In what appeared to be the first burst of activism in months not related to the disputed presidential election, about 1,200 Iranians signed a statement against a bill that would further curb women's rights, the feminist Web site Change for Gender Equality reported.

The statement, issued Wednesday, calls for other groups to protest the bill, which would give men the right to take additional wives without having to tell the current wives under certain conditions and would impose restrictions on alimony for women. The bill was approved last month by Parliament's legal committee.

In Iran, men can have several wives, but they are generally supposed to get permission from their current ones.

“We issued the statement because we are worried that various groups, including women, can lose civil rights under tense political times like now,” said Asieh Amini, a lawyer and women's rights advocate living in Oslo. “We have no doubt that democracy will not be implemented without taking women's rights into consideration.”

Women have played a major role in the protests since the election in June, which the opposition claims the government of President Mahmoud Ahmadinejad stole. Many women have been jailed and at least several were killed in the government crackdown on street protests that followed the vote.

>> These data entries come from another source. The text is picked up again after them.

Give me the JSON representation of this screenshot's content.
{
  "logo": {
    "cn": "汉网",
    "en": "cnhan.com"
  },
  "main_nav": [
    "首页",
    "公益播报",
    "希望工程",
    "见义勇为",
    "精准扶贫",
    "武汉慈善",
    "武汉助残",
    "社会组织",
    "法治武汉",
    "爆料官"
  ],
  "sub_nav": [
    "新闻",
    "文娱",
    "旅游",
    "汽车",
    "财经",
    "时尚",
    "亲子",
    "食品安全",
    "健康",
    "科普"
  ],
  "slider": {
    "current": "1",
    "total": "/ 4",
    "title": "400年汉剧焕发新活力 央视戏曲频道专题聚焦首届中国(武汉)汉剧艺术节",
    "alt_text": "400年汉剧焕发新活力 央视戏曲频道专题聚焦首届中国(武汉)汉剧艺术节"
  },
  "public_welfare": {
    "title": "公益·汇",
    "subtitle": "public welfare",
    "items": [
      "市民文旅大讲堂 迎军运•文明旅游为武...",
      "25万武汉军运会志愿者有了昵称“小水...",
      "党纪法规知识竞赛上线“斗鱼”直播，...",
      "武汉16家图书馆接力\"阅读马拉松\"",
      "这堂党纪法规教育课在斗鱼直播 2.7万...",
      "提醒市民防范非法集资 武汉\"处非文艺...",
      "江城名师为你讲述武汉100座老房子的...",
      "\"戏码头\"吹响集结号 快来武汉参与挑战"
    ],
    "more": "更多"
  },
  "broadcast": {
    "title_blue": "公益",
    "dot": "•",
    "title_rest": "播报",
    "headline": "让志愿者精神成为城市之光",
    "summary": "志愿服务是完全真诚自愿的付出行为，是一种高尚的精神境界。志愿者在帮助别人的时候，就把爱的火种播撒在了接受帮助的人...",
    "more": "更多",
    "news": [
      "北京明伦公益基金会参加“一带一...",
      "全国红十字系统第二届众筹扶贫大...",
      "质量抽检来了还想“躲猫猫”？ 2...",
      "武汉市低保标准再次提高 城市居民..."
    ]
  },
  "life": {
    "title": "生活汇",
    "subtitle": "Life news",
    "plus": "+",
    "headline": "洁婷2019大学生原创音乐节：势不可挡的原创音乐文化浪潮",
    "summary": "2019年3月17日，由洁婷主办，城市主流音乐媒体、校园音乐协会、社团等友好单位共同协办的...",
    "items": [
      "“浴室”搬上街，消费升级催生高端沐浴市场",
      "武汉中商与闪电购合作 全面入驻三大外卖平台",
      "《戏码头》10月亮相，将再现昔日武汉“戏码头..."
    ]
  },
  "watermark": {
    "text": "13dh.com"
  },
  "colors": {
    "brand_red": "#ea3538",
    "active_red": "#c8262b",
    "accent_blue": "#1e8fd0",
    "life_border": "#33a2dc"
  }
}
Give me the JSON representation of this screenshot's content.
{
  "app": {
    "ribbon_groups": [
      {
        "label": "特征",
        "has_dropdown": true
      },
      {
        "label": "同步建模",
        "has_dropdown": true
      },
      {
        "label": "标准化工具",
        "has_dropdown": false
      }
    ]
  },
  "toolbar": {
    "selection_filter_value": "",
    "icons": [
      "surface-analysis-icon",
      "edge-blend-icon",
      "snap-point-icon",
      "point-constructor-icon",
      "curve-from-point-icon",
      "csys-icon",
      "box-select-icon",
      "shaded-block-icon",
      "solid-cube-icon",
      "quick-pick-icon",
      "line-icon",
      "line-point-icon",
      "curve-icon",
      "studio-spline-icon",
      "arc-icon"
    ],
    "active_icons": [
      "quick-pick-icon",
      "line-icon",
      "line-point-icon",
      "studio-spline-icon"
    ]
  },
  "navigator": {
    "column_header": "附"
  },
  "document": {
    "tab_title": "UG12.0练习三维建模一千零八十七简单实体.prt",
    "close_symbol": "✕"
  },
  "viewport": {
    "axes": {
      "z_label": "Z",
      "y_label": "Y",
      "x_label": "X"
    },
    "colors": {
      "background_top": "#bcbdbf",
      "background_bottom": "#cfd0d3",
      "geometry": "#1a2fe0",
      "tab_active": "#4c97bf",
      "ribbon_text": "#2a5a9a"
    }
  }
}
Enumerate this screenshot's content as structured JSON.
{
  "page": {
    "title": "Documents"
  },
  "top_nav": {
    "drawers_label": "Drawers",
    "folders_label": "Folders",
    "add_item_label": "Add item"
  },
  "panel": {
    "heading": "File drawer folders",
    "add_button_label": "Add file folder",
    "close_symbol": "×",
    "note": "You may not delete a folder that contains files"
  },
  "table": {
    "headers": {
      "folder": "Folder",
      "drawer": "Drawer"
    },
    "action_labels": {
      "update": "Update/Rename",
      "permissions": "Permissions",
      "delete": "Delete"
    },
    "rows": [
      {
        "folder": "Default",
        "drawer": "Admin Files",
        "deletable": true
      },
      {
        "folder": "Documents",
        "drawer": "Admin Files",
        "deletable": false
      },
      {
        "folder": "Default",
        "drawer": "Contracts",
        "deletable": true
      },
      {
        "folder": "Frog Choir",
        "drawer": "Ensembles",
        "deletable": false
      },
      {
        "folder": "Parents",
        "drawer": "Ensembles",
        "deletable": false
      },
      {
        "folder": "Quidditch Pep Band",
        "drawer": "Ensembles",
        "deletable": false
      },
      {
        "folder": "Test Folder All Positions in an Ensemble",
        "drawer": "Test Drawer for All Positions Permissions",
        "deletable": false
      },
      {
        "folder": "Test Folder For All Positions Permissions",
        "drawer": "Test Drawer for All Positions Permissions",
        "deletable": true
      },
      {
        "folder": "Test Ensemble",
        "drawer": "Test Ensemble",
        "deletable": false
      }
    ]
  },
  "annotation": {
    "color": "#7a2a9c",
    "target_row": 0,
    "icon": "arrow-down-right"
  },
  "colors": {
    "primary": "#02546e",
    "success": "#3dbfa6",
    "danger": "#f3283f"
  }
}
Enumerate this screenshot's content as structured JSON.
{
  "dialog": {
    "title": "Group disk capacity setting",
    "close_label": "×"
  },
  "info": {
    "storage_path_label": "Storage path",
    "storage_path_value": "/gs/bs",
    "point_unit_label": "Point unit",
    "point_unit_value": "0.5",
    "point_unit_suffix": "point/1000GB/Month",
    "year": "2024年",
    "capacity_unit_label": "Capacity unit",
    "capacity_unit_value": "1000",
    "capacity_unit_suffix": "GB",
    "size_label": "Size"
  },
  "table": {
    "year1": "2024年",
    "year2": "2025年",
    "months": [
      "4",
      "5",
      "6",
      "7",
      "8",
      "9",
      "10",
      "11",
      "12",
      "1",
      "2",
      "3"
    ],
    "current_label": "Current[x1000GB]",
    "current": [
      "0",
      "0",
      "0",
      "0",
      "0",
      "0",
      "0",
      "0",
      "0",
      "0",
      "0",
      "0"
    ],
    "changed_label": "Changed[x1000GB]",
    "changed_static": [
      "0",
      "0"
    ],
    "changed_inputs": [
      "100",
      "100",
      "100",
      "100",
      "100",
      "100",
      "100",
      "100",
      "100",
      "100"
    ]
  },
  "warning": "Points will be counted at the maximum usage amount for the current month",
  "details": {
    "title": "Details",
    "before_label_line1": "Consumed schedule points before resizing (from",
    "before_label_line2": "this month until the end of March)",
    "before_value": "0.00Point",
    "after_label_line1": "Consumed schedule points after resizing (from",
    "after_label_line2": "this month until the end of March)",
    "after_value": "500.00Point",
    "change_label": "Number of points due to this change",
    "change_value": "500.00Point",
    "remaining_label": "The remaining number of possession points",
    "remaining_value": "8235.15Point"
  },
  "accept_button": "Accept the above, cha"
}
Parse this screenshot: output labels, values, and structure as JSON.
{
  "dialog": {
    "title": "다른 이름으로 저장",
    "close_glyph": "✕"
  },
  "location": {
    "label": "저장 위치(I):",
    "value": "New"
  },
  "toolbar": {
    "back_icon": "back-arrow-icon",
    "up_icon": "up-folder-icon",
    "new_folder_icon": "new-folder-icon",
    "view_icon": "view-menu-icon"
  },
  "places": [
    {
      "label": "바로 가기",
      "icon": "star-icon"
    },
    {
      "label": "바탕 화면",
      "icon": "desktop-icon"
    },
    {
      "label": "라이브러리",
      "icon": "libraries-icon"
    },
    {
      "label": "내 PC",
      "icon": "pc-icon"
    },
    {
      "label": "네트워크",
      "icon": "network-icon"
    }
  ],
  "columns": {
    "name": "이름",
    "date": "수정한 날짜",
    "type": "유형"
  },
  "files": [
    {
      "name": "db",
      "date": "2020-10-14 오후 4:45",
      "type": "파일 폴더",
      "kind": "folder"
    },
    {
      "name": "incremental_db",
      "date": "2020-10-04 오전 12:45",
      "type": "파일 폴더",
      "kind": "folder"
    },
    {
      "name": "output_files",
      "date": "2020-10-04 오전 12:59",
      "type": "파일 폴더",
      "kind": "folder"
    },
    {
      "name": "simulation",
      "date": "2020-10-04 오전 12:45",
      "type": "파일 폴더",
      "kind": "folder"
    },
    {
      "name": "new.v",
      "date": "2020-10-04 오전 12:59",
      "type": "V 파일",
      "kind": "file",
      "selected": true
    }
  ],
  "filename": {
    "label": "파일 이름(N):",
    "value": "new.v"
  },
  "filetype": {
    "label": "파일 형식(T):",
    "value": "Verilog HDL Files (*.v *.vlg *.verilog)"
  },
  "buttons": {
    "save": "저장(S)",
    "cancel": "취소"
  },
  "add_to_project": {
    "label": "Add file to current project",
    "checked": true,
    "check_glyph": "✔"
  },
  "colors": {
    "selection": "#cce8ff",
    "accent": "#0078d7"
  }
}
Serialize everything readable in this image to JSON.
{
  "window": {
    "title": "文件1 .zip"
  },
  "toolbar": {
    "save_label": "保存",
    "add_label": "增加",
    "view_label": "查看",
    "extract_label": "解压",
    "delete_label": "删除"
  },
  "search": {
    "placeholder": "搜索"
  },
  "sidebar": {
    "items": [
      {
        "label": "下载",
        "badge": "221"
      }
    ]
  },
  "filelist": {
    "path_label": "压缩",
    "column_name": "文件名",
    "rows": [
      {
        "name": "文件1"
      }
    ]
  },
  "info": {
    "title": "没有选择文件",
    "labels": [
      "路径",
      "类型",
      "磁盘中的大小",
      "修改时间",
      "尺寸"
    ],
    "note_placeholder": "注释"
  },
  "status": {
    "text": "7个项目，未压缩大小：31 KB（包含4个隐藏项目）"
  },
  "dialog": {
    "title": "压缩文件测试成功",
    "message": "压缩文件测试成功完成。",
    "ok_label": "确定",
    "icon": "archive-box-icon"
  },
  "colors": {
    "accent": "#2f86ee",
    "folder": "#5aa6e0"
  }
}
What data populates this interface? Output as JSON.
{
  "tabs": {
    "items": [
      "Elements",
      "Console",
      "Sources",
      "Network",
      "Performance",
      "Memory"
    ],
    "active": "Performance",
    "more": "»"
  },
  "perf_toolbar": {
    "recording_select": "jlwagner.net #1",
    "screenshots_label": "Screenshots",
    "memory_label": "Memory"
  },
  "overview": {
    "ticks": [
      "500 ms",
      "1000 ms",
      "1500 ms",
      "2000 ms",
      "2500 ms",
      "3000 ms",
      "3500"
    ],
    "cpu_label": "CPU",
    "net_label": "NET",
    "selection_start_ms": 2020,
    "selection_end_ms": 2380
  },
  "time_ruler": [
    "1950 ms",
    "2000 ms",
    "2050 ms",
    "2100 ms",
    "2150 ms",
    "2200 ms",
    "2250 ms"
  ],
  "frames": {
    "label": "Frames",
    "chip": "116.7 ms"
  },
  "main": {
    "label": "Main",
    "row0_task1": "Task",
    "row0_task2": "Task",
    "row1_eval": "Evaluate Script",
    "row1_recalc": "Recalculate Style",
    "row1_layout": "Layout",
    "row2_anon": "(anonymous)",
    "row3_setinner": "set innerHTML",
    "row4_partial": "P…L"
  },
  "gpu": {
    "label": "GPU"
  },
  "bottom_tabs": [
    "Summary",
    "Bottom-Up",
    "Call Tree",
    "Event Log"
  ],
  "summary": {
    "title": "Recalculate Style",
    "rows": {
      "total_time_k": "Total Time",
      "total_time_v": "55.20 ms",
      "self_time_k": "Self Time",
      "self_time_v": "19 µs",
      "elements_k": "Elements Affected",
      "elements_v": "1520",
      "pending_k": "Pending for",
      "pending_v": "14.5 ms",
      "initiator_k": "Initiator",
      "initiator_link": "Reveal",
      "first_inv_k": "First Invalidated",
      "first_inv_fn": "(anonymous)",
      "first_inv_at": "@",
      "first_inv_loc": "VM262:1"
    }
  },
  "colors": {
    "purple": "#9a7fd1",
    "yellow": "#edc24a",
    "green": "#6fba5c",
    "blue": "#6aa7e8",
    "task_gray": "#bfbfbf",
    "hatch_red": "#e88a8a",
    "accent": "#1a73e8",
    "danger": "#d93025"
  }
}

Women's rights in Iran have been curtailed since the Islamic Revolution in 1979, but in recent years, women have been displaying an increasing determination to achieve equal status in this conservative Muslim theocracy. Women are forced to cover their hair and they have consistently been subjected to intimidation in public over what they wear.

A group of advocates for women, including Ms. Amini and the Nobel Peace Prize laureate Shirin Ebadi, met with members of the legal committee of Parliament in late 2008 to try to persuade them not to pass the bill. Some advocates thought until last month that they had won the battle, but now they fear conservatives may be using political unrest to push for new restrictions on women.

Articles in the new bill allow a man to marry a new wife without the permission of a current one if she is absent for more than six months, including time served in prison, or has an incurable disease. The bill would also subject a woman's alimony to a reassessment, although it is vague on what that means. Alimony would, however, be taxed.

Also on Wednesday, an appeals court increased the punishment for Ghader Mohammadzadeh, a Kurdish activist, to death instead of 23 years in prison, a human rights Web site, Reporters and Human Rights Activists News Agency, reported. This is the second time an appeals court has increased the punishment from a prison term to death in recent months, and it appears to be part of a larger crackdown on dissent.

Another court sentenced Amir Reza Arefi, 21, to death on Monday on charges of waging war against God, the Web site reported. He was accused of being linked to royalist groups in exile.

Reporters and Human Rights Activists News Agency also reported Wednesday that Mahdieh Golroo, a student activist arrested in September, was in severe condition at the notorious Evin prison, where she was said to be have an intestinal infection.